Legenda da foto, Ilustração do tribunal mostra Joel Le Scouarnec em seu primeiro julgamento em 2020

  • Author, Laura Gozzi
  • Role, BBC News

Um ex-cirurgião acusado de abusar de centenas de pacientes jovens, muitas vezes enquanto estavam sob anestesia, deve ser julgado neste mês no maior julgamento de abuso infantil da história da França.

Joel Le Scouarnec, de 73 anos, é acusado de agredir ou estuprar 299 crianças — a maioria delas, ex-pacientes — entre 1989 e 2014, principalmente na Bretanha.

Ele admitiu algumas acusações, mas não todas.

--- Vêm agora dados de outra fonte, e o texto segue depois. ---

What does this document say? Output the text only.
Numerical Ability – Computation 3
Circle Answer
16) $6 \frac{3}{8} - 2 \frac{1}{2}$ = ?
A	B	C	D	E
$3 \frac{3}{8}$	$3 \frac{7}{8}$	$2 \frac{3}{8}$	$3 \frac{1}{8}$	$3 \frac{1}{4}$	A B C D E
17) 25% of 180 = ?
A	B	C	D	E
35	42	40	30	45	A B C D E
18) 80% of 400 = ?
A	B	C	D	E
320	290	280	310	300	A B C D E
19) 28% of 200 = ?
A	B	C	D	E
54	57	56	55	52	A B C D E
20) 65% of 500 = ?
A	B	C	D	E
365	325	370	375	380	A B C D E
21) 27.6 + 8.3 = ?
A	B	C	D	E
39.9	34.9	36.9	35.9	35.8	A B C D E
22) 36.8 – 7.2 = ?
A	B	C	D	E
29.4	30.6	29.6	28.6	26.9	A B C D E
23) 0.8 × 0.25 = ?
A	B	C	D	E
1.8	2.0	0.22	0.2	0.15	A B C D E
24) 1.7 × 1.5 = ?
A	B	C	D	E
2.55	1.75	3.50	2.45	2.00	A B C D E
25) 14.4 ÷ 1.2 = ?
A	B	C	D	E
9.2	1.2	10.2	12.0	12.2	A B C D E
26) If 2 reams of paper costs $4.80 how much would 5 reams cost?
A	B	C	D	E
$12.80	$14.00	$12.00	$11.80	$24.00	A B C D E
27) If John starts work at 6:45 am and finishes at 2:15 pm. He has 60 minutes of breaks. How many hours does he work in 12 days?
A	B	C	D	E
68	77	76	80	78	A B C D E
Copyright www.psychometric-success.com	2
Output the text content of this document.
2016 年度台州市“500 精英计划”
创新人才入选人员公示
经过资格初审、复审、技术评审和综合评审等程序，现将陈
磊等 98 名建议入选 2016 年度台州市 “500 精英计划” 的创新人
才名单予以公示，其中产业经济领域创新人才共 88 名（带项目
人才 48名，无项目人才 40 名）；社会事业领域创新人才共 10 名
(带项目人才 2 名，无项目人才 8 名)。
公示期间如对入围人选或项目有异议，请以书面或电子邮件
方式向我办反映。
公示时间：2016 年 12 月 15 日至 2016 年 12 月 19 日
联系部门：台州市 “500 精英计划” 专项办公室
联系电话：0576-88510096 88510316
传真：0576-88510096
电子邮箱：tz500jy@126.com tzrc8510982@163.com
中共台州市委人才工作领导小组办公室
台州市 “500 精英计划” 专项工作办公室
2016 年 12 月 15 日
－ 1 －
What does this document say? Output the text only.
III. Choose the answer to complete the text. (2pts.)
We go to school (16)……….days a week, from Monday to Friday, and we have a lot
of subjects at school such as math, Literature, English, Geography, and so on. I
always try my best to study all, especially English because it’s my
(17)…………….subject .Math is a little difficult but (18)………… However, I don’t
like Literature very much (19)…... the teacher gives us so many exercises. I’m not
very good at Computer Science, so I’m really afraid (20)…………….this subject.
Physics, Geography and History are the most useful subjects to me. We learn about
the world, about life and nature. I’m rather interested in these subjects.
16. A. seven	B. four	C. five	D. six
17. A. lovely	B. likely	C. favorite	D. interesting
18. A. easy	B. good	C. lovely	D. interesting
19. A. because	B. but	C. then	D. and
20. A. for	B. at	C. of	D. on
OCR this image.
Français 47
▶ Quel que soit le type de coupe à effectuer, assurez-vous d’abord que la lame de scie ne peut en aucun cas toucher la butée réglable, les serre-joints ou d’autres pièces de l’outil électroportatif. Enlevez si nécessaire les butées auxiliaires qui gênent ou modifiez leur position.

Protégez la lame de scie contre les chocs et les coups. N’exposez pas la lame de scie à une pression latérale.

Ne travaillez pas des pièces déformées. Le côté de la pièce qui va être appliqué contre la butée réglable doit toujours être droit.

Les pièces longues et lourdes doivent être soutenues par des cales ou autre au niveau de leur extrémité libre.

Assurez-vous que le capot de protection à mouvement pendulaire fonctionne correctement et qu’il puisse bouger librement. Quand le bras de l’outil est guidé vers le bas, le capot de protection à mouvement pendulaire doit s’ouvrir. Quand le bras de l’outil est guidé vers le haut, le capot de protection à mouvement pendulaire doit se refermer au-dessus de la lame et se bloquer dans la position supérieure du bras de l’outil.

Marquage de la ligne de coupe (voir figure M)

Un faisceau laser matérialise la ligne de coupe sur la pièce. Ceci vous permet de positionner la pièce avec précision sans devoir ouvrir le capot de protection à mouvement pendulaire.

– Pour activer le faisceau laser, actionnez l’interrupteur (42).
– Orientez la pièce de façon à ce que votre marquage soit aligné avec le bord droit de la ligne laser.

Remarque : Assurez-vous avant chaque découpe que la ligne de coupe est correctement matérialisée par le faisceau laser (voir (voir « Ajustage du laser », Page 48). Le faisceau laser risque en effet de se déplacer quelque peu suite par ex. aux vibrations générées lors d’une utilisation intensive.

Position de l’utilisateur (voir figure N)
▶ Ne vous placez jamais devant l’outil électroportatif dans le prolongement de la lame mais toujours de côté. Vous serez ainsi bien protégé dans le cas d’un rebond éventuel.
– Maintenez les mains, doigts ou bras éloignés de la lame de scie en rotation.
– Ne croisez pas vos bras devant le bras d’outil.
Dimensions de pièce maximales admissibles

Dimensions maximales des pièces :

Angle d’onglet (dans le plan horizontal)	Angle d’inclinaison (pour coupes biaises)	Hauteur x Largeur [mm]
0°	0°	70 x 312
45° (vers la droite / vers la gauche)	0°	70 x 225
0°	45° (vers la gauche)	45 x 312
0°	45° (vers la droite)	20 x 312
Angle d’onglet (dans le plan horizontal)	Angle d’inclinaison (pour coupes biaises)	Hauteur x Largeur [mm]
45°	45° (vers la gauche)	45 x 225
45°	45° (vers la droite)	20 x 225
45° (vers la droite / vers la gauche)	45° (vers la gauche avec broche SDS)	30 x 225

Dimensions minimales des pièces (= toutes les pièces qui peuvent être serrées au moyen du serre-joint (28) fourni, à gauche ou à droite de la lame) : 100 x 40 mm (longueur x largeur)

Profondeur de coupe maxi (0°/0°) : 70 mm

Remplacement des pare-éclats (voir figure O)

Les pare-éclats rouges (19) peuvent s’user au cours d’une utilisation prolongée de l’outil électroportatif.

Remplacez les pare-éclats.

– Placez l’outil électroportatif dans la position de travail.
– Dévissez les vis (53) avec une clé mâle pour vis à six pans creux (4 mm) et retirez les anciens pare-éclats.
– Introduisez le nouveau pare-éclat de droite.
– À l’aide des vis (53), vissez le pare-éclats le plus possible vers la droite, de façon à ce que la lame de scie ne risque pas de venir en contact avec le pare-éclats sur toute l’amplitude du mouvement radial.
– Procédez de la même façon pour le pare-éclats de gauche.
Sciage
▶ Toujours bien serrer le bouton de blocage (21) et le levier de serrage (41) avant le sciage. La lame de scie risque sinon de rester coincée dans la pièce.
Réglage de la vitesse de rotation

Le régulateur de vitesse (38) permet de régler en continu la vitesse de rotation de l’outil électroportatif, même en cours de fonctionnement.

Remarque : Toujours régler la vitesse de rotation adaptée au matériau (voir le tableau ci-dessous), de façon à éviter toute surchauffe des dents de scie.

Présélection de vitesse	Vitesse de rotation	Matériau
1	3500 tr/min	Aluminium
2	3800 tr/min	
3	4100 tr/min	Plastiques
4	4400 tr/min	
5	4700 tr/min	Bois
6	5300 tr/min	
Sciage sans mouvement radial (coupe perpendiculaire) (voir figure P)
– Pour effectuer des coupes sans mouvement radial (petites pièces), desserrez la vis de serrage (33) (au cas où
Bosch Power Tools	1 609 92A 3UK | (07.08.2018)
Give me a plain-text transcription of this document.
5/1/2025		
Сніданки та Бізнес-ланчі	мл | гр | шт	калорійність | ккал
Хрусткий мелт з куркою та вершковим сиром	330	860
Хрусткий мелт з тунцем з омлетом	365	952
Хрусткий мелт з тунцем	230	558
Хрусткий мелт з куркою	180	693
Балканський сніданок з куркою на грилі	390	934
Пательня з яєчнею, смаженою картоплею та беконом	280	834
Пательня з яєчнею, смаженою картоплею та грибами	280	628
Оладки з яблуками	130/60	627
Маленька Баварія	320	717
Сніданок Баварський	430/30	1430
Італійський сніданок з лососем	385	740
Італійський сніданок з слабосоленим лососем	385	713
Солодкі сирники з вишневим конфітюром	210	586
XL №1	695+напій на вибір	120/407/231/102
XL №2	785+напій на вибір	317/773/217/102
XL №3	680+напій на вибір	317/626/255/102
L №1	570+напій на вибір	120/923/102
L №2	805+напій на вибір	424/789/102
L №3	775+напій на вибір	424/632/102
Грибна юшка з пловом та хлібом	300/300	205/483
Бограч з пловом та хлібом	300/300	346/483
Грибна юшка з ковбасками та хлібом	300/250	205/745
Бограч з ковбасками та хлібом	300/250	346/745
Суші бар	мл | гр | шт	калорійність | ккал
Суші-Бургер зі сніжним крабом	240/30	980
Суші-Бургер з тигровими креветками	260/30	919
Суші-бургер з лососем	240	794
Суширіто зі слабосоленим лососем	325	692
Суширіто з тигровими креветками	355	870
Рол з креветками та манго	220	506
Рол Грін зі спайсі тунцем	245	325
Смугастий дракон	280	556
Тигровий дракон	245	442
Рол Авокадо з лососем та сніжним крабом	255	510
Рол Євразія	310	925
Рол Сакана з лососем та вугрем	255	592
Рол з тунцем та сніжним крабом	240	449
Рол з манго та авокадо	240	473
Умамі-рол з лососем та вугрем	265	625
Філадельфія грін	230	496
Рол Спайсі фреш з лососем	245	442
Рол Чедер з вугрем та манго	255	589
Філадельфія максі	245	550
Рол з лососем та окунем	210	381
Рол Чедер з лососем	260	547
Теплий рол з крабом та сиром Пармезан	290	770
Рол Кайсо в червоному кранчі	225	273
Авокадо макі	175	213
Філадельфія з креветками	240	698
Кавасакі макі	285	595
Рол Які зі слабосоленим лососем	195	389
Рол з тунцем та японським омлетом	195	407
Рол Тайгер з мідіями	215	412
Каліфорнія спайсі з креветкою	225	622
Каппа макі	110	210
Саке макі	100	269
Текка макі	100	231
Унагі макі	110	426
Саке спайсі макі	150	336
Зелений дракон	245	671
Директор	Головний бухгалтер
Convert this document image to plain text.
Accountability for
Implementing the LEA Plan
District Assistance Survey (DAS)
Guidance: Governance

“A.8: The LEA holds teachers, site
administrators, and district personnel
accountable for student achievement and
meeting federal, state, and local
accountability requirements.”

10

O julgamento em Vannes, no noroeste de França, acontece na sequência de uma meticulosa investigação policial que durou vários anos.

É provável que o caso levante questões incômodas sobre se Le Scouarnec foi protegido pelos colegas e pela administração dos hospitais que o empregavam, apesar de um alerta do FBI, a polícia federal americana, às autoridades francesas de que ele havia consultado sites de abuso infantil, o que resultou apenas em uma pena suspensa.

Uma série impressionante de oportunidades para impedir que o ex-cirurgião tivesse contato com crianças parece ter sido desperdiçada ou rejeitada.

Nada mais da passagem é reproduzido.